İçişleri Bakanı Soylu soruları yanıtladı: Cumhur İttifakı'mızın alacağı oy açık
İçişleri Bakanı Süleyman Soylu, TGRT Haber'de katıldığı Gündem Özel programında Ercan Gürses'in gündeme ilişkin sorularını yanıtladı.
Soylu, Kahramanmaraş merkezli depremlerde yaşananlara değinerek, "6 Şubat gerek tarihi itibarıyla gerekse yaşadıklarımız itibarıyla bir milattır.
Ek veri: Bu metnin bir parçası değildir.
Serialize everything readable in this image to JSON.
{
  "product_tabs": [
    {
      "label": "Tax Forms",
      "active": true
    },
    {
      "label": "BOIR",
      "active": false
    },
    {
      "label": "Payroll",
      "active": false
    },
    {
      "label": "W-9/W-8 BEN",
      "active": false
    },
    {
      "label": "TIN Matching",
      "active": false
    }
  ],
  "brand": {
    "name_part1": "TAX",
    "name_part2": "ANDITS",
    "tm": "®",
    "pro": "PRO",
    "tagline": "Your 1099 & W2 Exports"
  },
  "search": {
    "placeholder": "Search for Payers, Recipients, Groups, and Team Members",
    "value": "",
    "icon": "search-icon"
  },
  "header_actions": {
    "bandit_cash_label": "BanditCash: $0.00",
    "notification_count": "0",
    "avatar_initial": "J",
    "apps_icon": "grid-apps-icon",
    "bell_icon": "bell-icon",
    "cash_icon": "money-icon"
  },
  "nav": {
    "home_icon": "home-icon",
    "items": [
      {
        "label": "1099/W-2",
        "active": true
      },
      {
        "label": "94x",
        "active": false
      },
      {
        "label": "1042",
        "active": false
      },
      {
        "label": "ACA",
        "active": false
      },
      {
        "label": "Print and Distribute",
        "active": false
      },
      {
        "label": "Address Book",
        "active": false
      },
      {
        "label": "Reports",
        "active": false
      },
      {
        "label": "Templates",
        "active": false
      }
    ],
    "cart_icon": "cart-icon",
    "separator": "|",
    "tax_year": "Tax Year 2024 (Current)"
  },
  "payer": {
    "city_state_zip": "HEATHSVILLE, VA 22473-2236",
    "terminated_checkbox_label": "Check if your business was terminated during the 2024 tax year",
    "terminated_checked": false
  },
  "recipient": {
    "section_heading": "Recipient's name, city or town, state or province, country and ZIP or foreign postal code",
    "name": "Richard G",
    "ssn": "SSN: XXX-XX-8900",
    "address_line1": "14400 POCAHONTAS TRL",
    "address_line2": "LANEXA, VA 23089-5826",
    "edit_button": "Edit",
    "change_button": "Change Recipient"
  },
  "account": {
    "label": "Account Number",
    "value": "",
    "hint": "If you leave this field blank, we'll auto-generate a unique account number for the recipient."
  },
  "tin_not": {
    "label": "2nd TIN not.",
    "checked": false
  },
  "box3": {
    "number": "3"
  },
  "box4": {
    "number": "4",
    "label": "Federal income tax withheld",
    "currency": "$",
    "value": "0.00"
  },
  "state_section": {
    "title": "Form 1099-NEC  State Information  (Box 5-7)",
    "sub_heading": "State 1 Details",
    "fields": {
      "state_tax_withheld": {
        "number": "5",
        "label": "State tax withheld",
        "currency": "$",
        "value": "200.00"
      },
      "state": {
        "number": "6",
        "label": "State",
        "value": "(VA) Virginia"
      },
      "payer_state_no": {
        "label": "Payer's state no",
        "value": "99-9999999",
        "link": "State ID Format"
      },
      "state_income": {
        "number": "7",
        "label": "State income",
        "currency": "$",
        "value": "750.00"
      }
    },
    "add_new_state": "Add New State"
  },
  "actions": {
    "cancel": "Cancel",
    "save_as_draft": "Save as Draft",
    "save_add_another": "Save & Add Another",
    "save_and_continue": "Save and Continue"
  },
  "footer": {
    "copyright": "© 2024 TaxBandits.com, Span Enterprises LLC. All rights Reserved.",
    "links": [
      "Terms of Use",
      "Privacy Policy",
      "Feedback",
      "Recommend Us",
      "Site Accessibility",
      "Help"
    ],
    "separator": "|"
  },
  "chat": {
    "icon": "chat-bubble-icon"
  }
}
Bunun değerlendirmesini böyle ortaya koymak gerekir."
Depremin ilk gününden bugüne bölgede çalışmaların planları dahilinde bir süreç halinde devam ettiğini belirten Soylu, konteyner kentlerin gece-gündüz çalışılarak, altyapısından sosyal donatı alanlarına kadar en ince ayrıntısıyla birlikte hazırlandığını kaydetti.
Etki alanı yaklaşık 110 bin kilometrekareyi aşan, 120 bin kilometrekareye ulaşan depremlerle ilgili bilim insanlarıyla görüşmeye devam ettiklerini dile getiren Soylu, bilim insanlarının bugüne değin 3 fay kırığına kadar çalıştıklarını ama Kahramanmaraş merkezli depremlerde oluşan 7 fay kırığı ile ilgili ilk kez karşı karşıya kaldıklarını söyledi.
Soylu, çalışmalarda bölge insanının istek, ihtiyaç ve görüşlerine de yer verildiğine dikkati çekerek, yürütülen çalışmalar kapsamında bölgede 6 bin 500'ü işbaşı yapan 10 bin 500 esnaf dükkanı kurulduğunu ve bu sayının 15 bini aşmasını öngördüklerini aktardı.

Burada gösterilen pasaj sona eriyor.